Charitable Giving Bill
In making their case on Capitol Hill, the Waltons deny trying to cling onto the family business, instead saying they want to maximize their donations to charity. They argue that if they had to liquidate such a large number of shares in a hurry, or during a period of declining stock prices, their return would be depressed. Ultimately, that would mean less money for charity.
In 2003, the most recent year records are available, the foundation gave $107 million, largely to support programs such as charter schools and school vouchers.
Son John, who was killed in a small plane accident in June, had led the family’s philanthropic efforts. There has been no public disclosures of what happened to his shares, but his wife can inherit them tax-free and keep them with the family partnership.
“The code doesn’t require a fire sale,” said Gallagher. The law not only gives five years to sell the excess stock, it also gives an additional five-year extension for a total of 10 years to dispose of the shares.
The Council of Foundations doesn’t lobby for or against the Walton’s proposal, but Gallagher said she is unaware of any other family in America that is pressing for the same privilege.

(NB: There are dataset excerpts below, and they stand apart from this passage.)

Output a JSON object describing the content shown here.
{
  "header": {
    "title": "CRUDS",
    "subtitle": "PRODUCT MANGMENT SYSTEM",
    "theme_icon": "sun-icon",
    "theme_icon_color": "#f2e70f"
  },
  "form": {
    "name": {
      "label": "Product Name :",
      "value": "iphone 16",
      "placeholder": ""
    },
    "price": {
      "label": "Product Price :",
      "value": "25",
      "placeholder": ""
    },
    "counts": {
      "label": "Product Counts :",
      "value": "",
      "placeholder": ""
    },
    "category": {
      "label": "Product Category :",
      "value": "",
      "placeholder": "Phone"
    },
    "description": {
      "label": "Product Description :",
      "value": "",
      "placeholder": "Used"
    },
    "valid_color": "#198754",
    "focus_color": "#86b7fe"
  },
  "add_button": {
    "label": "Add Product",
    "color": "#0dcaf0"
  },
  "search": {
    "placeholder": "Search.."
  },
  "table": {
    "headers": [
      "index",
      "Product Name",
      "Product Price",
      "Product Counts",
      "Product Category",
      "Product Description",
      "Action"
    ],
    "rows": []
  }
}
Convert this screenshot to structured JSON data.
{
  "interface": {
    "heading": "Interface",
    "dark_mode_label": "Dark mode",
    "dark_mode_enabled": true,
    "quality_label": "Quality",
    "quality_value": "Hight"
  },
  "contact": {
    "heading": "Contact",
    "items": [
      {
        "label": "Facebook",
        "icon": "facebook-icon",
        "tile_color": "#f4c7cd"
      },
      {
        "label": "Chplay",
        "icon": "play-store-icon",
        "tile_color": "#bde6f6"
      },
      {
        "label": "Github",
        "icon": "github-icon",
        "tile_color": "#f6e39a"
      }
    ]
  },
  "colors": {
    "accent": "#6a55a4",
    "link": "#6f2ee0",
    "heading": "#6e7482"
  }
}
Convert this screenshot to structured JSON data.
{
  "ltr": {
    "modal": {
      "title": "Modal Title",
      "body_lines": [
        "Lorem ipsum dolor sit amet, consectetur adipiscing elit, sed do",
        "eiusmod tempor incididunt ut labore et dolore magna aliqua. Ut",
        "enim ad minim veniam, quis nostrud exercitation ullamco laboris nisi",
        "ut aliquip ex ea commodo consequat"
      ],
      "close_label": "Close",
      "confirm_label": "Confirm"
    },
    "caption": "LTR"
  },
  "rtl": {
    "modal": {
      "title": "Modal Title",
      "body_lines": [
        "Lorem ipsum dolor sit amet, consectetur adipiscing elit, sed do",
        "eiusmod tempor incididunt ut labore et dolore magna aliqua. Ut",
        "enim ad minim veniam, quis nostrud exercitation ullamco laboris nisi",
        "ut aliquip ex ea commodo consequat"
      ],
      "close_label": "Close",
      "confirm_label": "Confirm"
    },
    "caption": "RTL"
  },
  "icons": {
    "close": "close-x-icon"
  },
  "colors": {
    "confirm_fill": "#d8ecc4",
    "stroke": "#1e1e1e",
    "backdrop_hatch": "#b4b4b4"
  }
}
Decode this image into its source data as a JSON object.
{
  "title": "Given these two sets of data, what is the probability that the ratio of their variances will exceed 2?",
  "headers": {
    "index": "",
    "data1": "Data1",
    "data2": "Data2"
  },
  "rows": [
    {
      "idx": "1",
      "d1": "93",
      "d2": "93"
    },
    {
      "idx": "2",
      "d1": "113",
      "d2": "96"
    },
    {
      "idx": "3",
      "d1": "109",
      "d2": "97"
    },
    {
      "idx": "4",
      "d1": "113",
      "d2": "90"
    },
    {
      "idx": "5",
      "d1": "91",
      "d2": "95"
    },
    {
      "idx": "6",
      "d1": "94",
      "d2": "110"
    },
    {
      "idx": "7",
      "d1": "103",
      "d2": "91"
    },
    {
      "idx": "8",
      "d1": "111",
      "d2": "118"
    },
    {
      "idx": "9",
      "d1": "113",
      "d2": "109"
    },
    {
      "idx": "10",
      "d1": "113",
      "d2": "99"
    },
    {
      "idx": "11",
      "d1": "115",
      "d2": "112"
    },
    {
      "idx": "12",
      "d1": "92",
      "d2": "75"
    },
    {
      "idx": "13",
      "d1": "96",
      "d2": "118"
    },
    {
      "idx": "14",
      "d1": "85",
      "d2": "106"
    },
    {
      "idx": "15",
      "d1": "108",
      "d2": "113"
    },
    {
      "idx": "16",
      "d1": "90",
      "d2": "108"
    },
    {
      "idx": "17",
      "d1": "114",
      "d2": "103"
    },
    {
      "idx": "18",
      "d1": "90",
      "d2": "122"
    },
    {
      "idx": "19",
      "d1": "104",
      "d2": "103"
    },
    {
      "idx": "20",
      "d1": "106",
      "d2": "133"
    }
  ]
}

Despite the family’s formidable political donations, it hasn’t yet had much luck convincing Congress. A charitable giving bill — the most obvious vehicle for the family provision — is dead, due to unrelated disputes among senators over nonprofit activities. The last time similar legislation almost became law in 2003, the Waltons had no provisions in one chamber’s version and were disappointed with what the other chamber included.
This fight is different from the preoccupation of other rich families: whether to keep or abolish the estate tax. The Waltons refuse to say what their position is on inheritance taxes, but they probably were aware that Rothrock, their Washington lobbyist, represents a coalition of other powerful families, including the Marses and the Gallos, in the anti-estate tax movement.
And the family foundation has donated tens of thousands of dollars to conservative policy groups, such as Americans for Tax Reform, the Cato Institute and the Heritage Foundation, who have lead the ideological charge to eradicate the estate tax.